Dünyanın en eski mutfak kültürünün beşiği kabul edilen Mezopotamya’nın da bütün nimetlerinin zirveye taşındığı bir imparatorluk şehri olan İstanbul, birçok özel ürüne ve lezzete ev sahipliği yapıyor.
İstanbul’un tarihi, Yenikapı’da bulunan kalıntılarla 8.500 yıl önceye dayanıyor.
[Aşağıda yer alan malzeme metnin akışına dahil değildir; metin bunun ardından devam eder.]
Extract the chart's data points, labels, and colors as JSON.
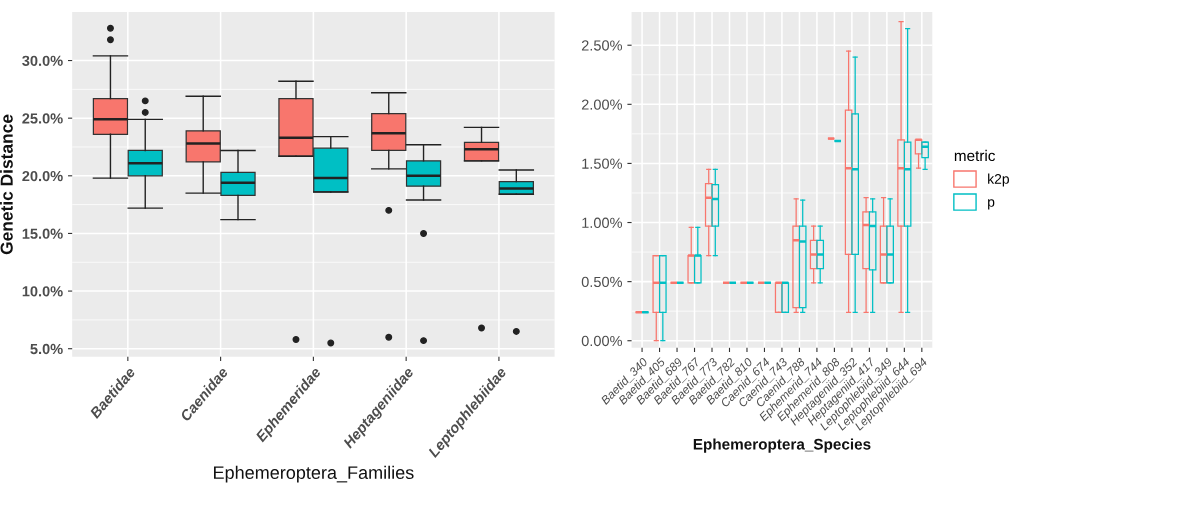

MÖ 667’de Antik Yunanistan’daki MEGARA’dan gelen DORLU Yunanlı yerleşimciler bir koloni kurmuş ve kralları bu yeni koloniye BYZAS şerefine ‘’BYZANTİON’’ adını vermiş.
Kent, 330 yılında Roma İmparatorluğu’nun başkenti ilan edilince Latince ‘’YENİ ROMA’’ anlamına gelen ‘’NOVA ROMA’’ adı konulmuş. Ancak bu isim çok benimsenmemiş.
337 yılında İmparator I. Konstantin’in ölümüyle kentin adı onun şerefine ‘’KONSTANTİN’İN KENTİ’’ anlamına gelen ‘’KONSTANTİNOPOLİS’’e çevrilmiş.
Osmanlı İmparatorluğu 1.004 yıl ‘’BYZANTİON’’, 1.116 yıl da ‘’KONSTANTİNOPOLİS’’ olarak adlandırılan şehri fethettikten sonra isim kavgasına girmemiş. Kültür ve Turizm Bakanlık Müsteşarı rahmet ile andığımız tarihçi Haluk Dursun, Osmanlı padişahlarının asla isim üzerine takılıp kalmadığını söylemiş. Tabii bunun da bir istisnası var.
Sultan III. Mustafa hatt-ı hümayunlarında özellikle ‘İSLAM ŞEHRİ’ anlamına gelen İSLAMBOL’u kullanıyor diye bilgi geçmiş. Dursun, Osmanlı döneminde en çok kullanılan ismin Konstantinopolis’in Arap diline çevrilen şekli ‘’KONSTANTİNİYYE’’ olduğunu belirtmiş. Ayrıca halk arasında mutluluk şehri anlamına gelen ‘’DERSAADET’’ ve büyük dergâh anlamında ‘ASİTANE’nin çok kullanıldığını not etmiş.